When does birdsfoot trefoil bloom?
The flowers appear from early spring to early summer. These are replaced by seed pods that are often called 'Granny's toenails' - a name that is unflattering yet aptly descriptive. The seed pods are perhaps the most obvious sign that this is a variety of pea plant. The blue-green leaves are ovals that broaden out towards the tip and the extensive roots ensure relative hardiness and an ability to thrive in wet or quite dry conditions.
Where to find birdsfoot trefoil
These grow well in garden lawns and are just one of many varieties that can be found in a Meadowmat roll of meadow flowers ready to lay as a landscaped, ready-made meadow. Birdsfoot trefoil also feature on the RHS 'perfect for pollinators' list, which is a handy guide for anyone looking to choose plants and wildflowers for their gardens that will encourage bees and butterflies to flourish.

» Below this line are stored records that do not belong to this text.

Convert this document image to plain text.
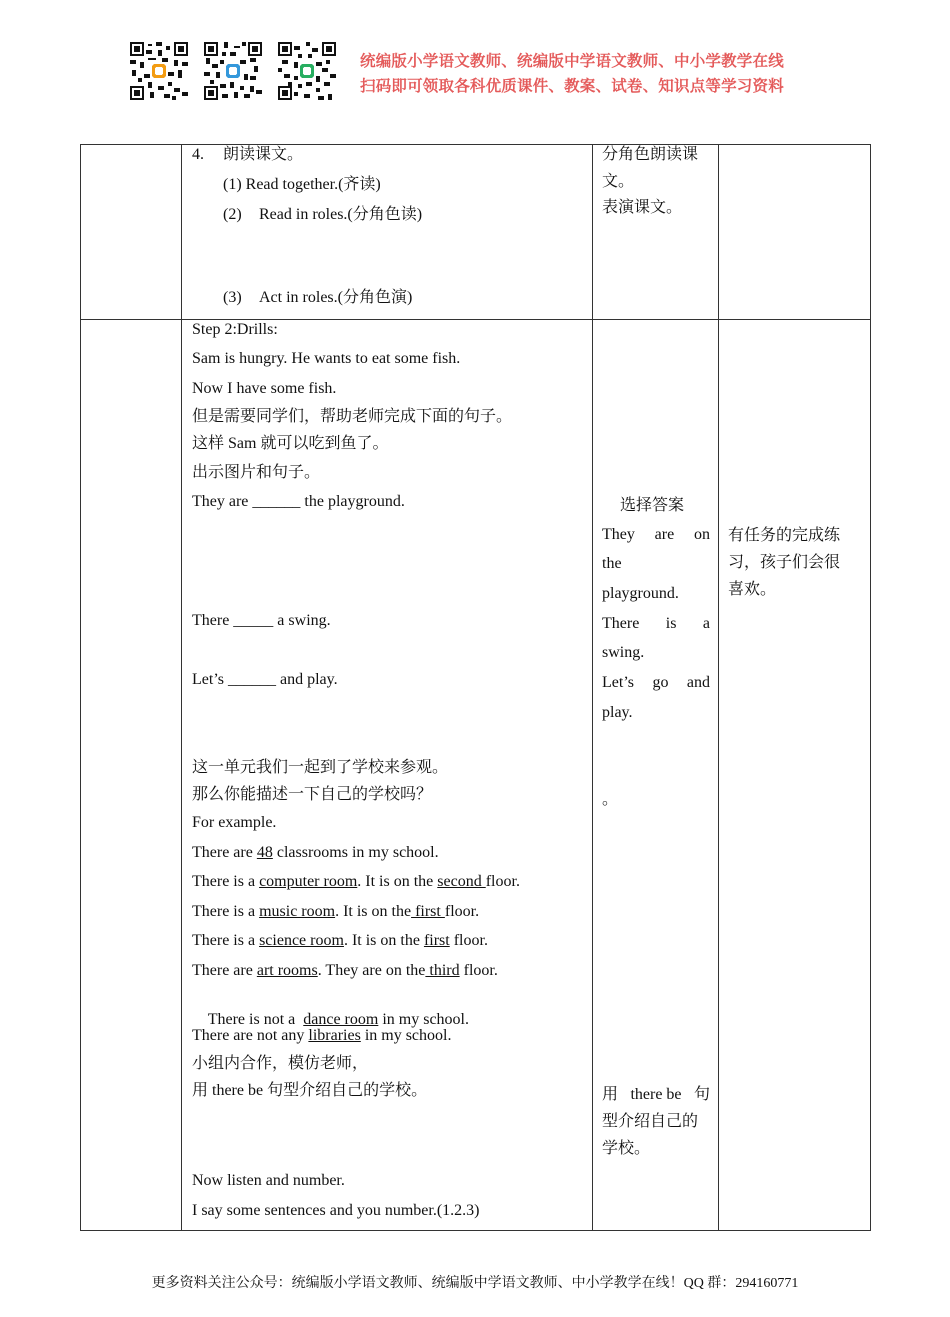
统编版小学语文教师、统编版中学语文教师、中小学教学在线
扫码即可领取各科优质课件、教案、试卷、知识点等学习资料
4. 朗读课文。
(1) Read together.(齐读)
(2) Read in roles.(分角色读)
(3) Act in roles.(分角色演)
分角色朗读课
文。
表演课文。
Step 2:Drills:
Sam is hungry. He wants to eat some fish.
Now I have some fish.
但是需要同学们，帮助老师完成下面的句子。
这样 Sam 就可以吃到鱼了。
出示图片和句子。
They are ______ the playground.
There _____ a swing.
Let’s ______ and play.
这一单元我们一起到了学校来参观。
那么你能描述一下自己的学校吗？
For example.
There are 48 classrooms in my school.
There is a computer room. It is on the second floor.
There is a music room. It is on the first floor.
There is a science room. It is on the first floor.
There are art rooms. They are on the third floor.

There is not a  dance room in my school.

There are not any libraries in my school.
小组内合作，模仿老师，
用 there be 句型介绍自己的学校。
Now listen and number.
I say some sentences and you number.(1.2.3)
选择答案
They are on
the
playground.
There is a
swing.
Let’s go and
play.
。
用 there be 句
型介绍自己的
学校。
有任务的完成练
习，孩子们会很
喜欢。
更多资料关注公众号：统编版小学语文教师、统编版中学语文教师、中小学教学在线！QQ 群：294160771
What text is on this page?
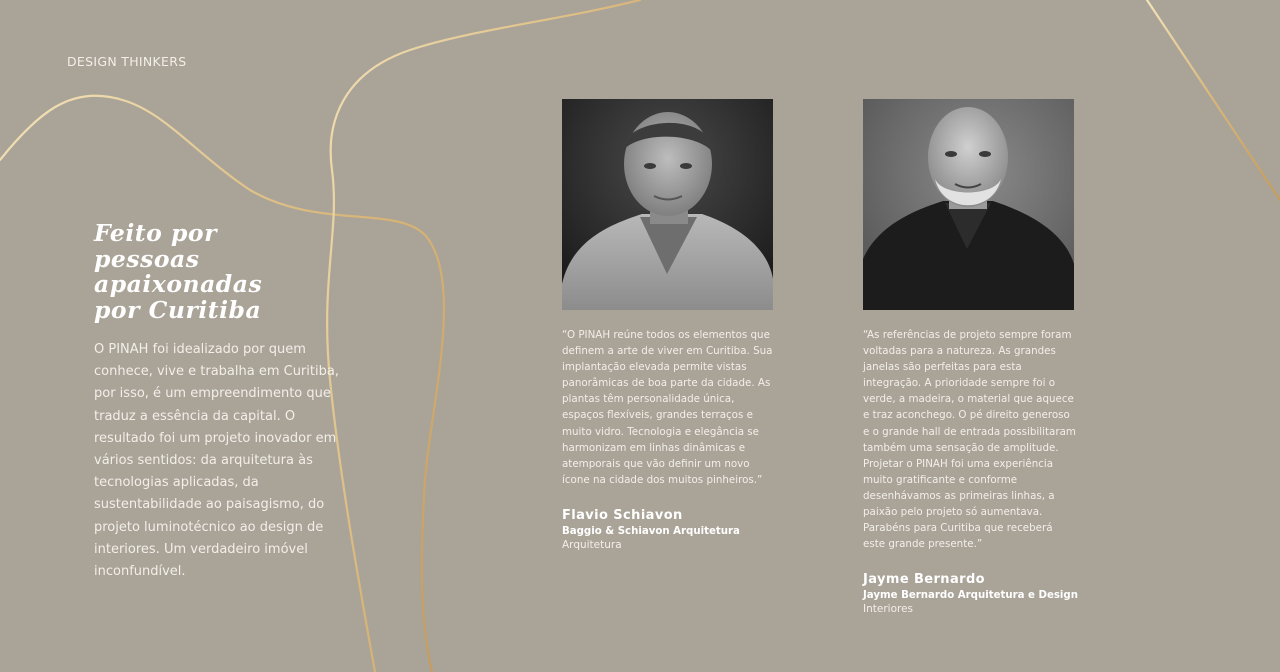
DESIGN THINKERS
Feito por
pessoas
apaixonadas
por Curitiba

O PINAH foi idealizado por quem conhece, vive e trabalha em Curitiba, por isso, é um empreendimento que traduz a essência da capital. O resultado foi um projeto inovador em vários sentidos: da arquitetura às tecnologias aplicadas, da sustentabilidade ao paisagismo, do projeto luminotécnico ao design de interiores. Um verdadeiro imóvel inconfundível.

“O PINAH reúne todos os elementos que definem a arte de viver em Curitiba. Sua implantação elevada permite vistas panorâmicas de boa parte da cidade. As plantas têm personalidade única, espaços flexíveis, grandes terraços e muito vidro. Tecnologia e elegância se harmonizam em linhas dinâmicas e atemporais que vão definir um novo ícone na cidade dos muitos pinheiros.”

Flavio Schiavon
Baggio & Schiavon Arquitetura
Arquitetura

“As referências de projeto sempre foram voltadas para a natureza. As grandes janelas são perfeitas para esta integração. A prioridade sempre foi o verde, a madeira, o material que aquece e traz aconchego. O pé direito generoso e o grande hall de entrada possibilitaram também uma sensação de amplitude. Projetar o PINAH foi uma experiência muito gratificante e conforme desenhávamos as primeiras linhas, a paixão pelo projeto só aumentava. Parabéns para Curitiba que receberá este grande presente.”

Jayme Bernardo
Jayme Bernardo Arquitetura e Design
Interiores
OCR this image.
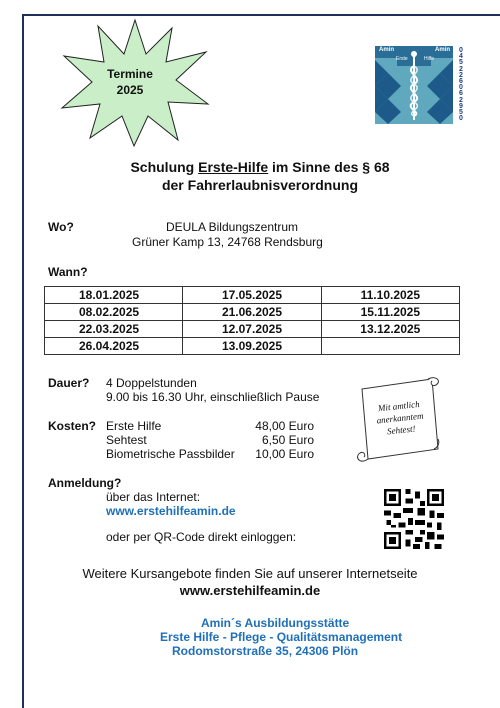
Termine
2025
Amin	Amin
Erste	Hilfe
0 4 5 2 2 6 0 6 2 9 5 0
Schulung Erste-Hilfe im Sinne des § 68
der Fahrerlaubnisverordnung
Wo?	DEULA Bildungszentrum
Grüner Kamp 13, 24768 Rendsburg
Wann?
18.01.2025	17.05.2025	11.10.2025
08.02.2025	21.06.2025	15.11.2025
22.03.2025	12.07.2025	13.12.2025
26.04.2025	13.09.2025	
Dauer? 4 Doppelstunden
9.00 bis 16.30 Uhr, einschließlich Pause
Kosten? Erste Hilfe	48,00 Euro
Sehtest	6,50 Euro
Biometrische Passbilder 10,00 Euro
Mit amtlich
anerkanntem
Sehtest!
Anmeldung?
über das Internet:
www.erstehilfeamin.de
oder per QR-Code direkt einloggen:
Weitere Kursangebote finden Sie auf unserer Internetseite
www.erstehilfeamin.de
Amin´s Ausbildungsstätte
Erste Hilfe - Pflege - Qualitätsmanagement
Rodomstorstraße 35, 24306 Plön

Attracting pollinators to your garden
To maximise the chances of pollinating insects visiting your garden it is important to plant a variety of flowers, since different flowers and plants will attract different species of bees and butterflies. For instance, birdsfoot trefoil is rich in nectar and flowers during the early part of spring and summer, and is therefore most likely to attract bees, plus varieties of butterfly such as the common blue and meadow brown butterflies, the larvae of which feed well on them.
Traditionally, the seed pods were talked about in legends and stories of evil, being called 'devil's claws', but they were also used as protective charms during midsummer festivals to ward off evil. The latter could have been because of their tri-foliate leaves and a loose connection with the holy trinity.
A further benefit of this little yellow wild flower is that thanks to the fact that it is a member of the pea family, it helps to fertilise the soil by converting nitrogen from the air. Incorporating it as part of your wildflower garden will therefore benefit not only the pollinating insects that are attracted to it, but also your soil and other plants - as well as adding a beautiful splash of colour to your meadow garden.